Can I submit a claim to my insurance carrier?

Yes. In order to be reimbursed, you would need to have out-of-network benefits and also have met your deductible if applicable.

How does the submission to the insurance company work?

You would obtain an insurance claim form directly from your insurance carrier and complete it as directed. You would then submit the claim form along with the PAID statement/s you receive from our office to your insurance carrier. The claims address will be located on the back of your insurance card.

Do you submit insurance claims for me?

No. Because we are an out-of-network provider we DO NOT submit insurance claims on behalf of our patients.

What forms of payment do you accept?

Cash, credit card or check. Credit cards issued by a health spending account are also accepted.

Do I have to pay at each session if my child comes more than once a week?

Payment needs to be made at the time of each session or at the beginning of the week, for all sessions that are scheduled for that week.

Can you bill be weekly, monthly, etc.?

We bill each session individually, but you can remit payment at the beginning of the week or month for the following week or month.

Can I submit payment over the phone?

Yes. If your child comes with someone other than a parent, payment can be submitted over the phone the same day as the session.

Can I keep my financial information on file for you to bill me after each session?

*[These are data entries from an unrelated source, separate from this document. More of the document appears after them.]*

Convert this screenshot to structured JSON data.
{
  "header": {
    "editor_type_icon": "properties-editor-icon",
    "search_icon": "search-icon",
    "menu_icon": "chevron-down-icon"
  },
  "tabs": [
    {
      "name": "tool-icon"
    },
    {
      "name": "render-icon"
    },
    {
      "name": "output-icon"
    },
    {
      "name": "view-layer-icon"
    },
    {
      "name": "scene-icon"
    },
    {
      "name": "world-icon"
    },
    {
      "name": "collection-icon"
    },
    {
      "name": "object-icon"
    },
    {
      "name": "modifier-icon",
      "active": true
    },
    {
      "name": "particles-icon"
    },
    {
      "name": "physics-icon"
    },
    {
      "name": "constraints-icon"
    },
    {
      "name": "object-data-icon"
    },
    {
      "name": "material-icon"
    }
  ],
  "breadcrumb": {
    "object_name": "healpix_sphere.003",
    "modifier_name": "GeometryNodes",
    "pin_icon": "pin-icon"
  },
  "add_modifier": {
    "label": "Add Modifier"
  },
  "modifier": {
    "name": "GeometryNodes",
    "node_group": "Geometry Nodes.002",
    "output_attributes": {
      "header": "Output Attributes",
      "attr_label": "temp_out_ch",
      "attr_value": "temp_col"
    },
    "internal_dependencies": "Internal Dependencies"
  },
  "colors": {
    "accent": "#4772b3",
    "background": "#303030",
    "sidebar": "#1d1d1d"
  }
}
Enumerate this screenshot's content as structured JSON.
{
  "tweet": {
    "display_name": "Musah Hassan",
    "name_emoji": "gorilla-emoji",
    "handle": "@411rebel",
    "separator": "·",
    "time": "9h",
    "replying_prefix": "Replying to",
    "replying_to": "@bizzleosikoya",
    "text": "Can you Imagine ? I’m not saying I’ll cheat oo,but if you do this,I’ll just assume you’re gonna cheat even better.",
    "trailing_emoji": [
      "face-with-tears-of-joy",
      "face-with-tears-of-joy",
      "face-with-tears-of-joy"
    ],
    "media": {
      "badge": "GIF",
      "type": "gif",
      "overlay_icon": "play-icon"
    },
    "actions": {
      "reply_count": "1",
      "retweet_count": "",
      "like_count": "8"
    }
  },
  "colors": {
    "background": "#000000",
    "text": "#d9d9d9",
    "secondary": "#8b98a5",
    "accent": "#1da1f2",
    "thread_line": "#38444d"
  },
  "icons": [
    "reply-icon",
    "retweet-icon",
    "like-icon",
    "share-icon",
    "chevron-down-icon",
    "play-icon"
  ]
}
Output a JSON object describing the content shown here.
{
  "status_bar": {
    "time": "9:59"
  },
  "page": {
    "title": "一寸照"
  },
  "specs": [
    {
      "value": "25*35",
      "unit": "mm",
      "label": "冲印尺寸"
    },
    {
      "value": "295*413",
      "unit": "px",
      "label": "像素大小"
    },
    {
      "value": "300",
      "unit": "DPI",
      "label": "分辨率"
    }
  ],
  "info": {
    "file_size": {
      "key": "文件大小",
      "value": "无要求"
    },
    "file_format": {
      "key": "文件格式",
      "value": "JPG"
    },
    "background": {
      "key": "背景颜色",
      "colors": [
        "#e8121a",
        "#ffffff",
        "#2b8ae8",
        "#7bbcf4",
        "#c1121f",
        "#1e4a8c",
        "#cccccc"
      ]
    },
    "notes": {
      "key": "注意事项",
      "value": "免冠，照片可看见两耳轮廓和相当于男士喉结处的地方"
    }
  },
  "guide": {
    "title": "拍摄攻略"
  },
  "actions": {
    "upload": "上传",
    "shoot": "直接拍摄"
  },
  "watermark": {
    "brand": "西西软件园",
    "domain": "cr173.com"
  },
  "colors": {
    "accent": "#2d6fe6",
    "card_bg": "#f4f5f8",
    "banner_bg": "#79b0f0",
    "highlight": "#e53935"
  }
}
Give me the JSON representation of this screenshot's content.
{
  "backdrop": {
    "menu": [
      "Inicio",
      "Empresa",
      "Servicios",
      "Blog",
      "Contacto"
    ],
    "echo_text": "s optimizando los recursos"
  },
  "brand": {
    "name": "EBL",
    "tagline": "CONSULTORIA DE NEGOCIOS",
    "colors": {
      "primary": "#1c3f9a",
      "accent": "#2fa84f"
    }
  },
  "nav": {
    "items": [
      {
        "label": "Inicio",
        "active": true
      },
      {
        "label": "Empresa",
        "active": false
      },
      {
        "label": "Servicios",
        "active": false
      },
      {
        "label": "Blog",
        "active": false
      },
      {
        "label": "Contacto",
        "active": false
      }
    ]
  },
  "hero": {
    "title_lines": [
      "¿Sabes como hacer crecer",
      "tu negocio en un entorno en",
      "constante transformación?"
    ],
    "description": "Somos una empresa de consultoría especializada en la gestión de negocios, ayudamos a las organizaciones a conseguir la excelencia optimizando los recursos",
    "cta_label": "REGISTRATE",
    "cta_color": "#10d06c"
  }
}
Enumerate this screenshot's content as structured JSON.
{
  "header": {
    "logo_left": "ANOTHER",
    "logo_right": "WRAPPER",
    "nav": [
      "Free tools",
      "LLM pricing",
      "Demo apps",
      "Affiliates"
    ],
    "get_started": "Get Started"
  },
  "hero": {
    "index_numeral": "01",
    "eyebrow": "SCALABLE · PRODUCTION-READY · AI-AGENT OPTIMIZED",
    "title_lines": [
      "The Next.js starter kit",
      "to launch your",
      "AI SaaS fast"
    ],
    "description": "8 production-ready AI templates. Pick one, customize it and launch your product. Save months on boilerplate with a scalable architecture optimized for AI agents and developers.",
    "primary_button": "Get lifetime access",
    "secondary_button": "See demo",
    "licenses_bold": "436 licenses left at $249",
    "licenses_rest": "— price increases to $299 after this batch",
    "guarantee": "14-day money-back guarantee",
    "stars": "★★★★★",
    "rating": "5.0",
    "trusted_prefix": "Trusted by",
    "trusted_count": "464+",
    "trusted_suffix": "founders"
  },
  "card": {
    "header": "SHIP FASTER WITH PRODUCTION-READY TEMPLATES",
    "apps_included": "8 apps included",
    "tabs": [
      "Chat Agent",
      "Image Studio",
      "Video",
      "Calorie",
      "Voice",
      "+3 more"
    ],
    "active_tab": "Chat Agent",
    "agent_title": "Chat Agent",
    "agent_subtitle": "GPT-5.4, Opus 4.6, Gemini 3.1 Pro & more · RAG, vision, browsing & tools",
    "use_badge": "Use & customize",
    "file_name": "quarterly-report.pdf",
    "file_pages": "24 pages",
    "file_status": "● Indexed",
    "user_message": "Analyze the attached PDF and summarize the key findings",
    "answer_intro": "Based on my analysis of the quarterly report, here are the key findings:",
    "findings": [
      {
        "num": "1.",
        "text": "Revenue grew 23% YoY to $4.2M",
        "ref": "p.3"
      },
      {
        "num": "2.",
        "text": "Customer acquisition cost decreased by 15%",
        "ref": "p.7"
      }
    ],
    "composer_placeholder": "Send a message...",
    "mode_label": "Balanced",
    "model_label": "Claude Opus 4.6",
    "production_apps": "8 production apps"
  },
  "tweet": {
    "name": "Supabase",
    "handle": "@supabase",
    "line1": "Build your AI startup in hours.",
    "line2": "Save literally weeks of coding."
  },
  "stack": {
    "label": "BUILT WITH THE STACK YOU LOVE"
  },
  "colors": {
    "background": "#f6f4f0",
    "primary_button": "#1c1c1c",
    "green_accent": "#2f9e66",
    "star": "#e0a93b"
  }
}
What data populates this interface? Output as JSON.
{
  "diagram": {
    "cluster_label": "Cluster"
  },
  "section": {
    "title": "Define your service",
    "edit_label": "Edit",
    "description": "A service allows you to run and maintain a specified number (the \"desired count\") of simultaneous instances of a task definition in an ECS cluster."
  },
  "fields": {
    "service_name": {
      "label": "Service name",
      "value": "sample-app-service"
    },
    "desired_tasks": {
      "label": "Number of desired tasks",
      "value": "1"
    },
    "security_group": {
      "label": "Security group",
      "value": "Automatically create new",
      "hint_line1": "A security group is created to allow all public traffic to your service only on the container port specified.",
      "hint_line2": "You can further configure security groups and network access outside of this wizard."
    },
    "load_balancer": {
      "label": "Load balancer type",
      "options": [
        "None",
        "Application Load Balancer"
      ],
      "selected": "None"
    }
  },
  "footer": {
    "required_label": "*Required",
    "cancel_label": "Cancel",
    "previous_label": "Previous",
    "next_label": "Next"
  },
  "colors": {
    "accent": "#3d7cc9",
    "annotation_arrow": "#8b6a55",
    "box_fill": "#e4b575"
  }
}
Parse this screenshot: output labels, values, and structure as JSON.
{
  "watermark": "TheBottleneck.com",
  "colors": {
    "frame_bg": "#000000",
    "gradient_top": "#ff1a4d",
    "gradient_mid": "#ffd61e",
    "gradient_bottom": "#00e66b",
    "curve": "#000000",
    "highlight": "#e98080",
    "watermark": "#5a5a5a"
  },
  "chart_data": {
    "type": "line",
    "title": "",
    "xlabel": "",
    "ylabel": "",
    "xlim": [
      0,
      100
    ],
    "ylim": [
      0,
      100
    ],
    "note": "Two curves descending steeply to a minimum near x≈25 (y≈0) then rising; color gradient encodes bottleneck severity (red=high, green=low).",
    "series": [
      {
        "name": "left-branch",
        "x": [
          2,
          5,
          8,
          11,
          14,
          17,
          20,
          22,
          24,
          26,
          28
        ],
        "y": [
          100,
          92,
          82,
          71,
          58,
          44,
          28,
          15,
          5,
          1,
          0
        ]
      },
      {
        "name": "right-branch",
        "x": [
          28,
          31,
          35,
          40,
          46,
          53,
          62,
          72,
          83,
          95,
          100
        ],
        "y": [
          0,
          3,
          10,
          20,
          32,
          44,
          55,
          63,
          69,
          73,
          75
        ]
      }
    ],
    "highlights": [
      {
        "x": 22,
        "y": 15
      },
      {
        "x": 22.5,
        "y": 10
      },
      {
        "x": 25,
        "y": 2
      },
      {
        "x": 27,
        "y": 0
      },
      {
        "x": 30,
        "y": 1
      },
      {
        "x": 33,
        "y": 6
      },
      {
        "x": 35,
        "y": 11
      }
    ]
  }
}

Yes. the information can be kept securely in encrypted software, but we prefer to swipe your card at each session.

What is Co-pay?

A fixed amount ($20, for example) you pay for a covered health care service
after you've paid your deductible. Let's say your health insurance plan's allowable cost
for a doctor's office visit is $100. Your copayment for a doctor visit is $20.

What is deductible?

The amount you pay for covered health care services before your insurance plan starts to pay. With a $2,000 deductible, for example, you pay the first $2,000 of covered services yourself. After you pay your deductible, you usually pay only a copayment or coinsurance for covered services.

What is Co-Insurance?

Coinsurance is the percentage of costs you pay after you've met your deductible. A deductible is the set amount you pay for medical services and prescriptions before your coinsurance kicks in

What is a medical necessity?

Medical necessity is the concept that healthcare services and supplies must be necessary and appropriate for the evaluation and management of a given disease, condition, illness, or injury. The care must be considered reasonable when judged against current medical standards of care

What is Out-of-network?

Out-of-network” providers have not agreed to the discounted rates

What is INE ( in network exception) Gap exception?

A coverage gap exception is a waiver from a healthcare insurance company that allows a customer to receive medical services from an out of network provider at an in network rate. A coverage gap exception is not the same as appealing a denied claim. A gap exception is a preemptive request for known benefits.